Joseph & Stewart Alsop discuss the removal of Admiral Louis Denfeld as chief of Naval operations because of his failure to support unification, after being named to the position by former Secretary of Defense James Forrestal on assurances that he would support the then proposed merger. Secretary Forrestal had preferred Vice-Admiral Forrest Sherman, now thought in line to become the next chief of operations. When Admiral Denfeld came up for re-appointment the previous summer, he had again assured Secretary of the Navy Francis Matthews of his loyalty to the concept of unification.

Then the dispute arose over the claim of low morale among Naval aviators. Much of the criticism was directed at Admiral Denfeld for not standing up for the Navy within the Joint Chiefs. But then Admiral Denfeld reversed field and gave at least tentative support to the critics, probably to avoid ostracism by his fellow admirals. That prospective fate made his decision at least understandable.

But Secretary Matthews's feeling that he had been misled by Admiral Denfeld was also understandable. That he had to be relieved was a decision therefore not without reason.

The Alsops find it interesting that of all the people involved in the dispute between the Air Force and Navy, Secretary Matthews, who had been picked from a card file for the position, had turned out to have displayed the most character.

Henry C. McFadyen, superintendent of the Albemarle, N.C., schools, provides the ninth in his series of weekly articles on child education.

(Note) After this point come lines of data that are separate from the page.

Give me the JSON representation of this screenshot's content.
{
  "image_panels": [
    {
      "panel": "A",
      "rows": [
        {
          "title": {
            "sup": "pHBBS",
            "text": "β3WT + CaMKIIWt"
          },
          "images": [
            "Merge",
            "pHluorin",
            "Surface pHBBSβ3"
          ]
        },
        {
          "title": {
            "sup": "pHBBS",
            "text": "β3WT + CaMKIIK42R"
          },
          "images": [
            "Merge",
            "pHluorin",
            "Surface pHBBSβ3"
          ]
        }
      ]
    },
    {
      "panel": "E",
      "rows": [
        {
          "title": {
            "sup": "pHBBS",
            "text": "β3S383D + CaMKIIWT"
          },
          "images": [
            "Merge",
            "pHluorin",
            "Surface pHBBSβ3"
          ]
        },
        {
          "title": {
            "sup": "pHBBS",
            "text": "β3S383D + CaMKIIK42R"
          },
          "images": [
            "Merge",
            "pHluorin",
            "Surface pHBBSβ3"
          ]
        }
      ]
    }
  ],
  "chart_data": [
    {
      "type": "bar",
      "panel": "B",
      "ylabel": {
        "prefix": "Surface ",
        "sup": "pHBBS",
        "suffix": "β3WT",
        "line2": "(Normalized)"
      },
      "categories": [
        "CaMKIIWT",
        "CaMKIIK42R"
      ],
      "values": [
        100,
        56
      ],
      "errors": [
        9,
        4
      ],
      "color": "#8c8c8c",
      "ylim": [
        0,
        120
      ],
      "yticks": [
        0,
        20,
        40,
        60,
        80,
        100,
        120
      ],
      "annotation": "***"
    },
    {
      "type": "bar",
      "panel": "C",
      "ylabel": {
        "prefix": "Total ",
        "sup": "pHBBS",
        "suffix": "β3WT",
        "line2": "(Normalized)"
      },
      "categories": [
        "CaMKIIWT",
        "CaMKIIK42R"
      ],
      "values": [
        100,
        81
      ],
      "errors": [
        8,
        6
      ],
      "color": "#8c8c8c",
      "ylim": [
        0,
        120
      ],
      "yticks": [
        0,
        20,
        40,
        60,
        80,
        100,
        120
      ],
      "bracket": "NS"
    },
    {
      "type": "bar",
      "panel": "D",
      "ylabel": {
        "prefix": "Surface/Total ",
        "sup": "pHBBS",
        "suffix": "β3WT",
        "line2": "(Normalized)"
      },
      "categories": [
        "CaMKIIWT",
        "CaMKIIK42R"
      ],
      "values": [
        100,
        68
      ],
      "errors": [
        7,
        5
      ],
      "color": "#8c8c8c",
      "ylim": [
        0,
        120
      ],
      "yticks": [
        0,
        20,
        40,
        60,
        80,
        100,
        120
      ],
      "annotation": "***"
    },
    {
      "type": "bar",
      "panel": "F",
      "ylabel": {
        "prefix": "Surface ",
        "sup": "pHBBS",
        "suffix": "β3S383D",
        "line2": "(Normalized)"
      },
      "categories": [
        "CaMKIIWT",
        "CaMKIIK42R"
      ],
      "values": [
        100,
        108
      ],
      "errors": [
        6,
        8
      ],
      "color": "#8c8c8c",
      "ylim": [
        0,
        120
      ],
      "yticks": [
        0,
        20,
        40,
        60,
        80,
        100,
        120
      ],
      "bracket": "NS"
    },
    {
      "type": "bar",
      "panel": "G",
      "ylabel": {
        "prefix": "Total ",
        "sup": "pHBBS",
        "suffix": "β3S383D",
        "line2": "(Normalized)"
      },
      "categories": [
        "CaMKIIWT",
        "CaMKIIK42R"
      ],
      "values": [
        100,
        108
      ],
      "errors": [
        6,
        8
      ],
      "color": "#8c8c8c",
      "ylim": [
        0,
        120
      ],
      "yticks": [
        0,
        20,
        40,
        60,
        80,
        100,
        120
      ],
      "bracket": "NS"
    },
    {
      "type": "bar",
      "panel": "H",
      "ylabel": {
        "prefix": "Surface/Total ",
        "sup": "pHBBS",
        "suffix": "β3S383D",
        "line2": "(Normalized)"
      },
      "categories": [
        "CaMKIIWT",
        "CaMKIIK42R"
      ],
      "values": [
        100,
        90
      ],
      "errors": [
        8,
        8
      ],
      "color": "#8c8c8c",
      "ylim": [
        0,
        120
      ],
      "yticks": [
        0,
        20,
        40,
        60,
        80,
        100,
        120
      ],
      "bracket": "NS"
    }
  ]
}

He tells of 75 percent of students who would graduate from high school never planning to attend any form of college, technical or trade school. A high school diploma did not assure a well-paying job, as some parents mistakenly thought. Schools generally could not afford to have facilities to teach trade skills. But a new type of education had been developed in the state, called Diversified Occupation and Distributive Education, whereby students attended classes as usual in the mornings but learned skills on the job in the afternoons. It provided a way for high school students to be taught to earn a living.

A letter from "Tieless Ty Tyler (Hub Huneycutt)" tells of his tie.

A letter writer wants the report of Albert Coates, director of the N.C. Institute of Government in Chapel Hill, re consolidation of city and county governments as a means of achieving greater efficiency, to be made available.

The editors respond that it would shortly be sent out to newspapers and to the general public.

A letter from J. R. Cherry, Jr., in Chapel Hill wants The News to stop editorializing for the revised displaced persons bill—to make it non-discriminatory toward Catholics and Jews, in remedy of the bill passed by the 80th Congress in 1948.

He finds generally that while News editorials did not merely say "me too" as did the Durham Herald editorial page, he would like the newspaper to "get in line with sound editorial policy on a national level".

You must have been listening to Fox and Friends and Shaw N. Sanity, with the expertise of his high school diploma.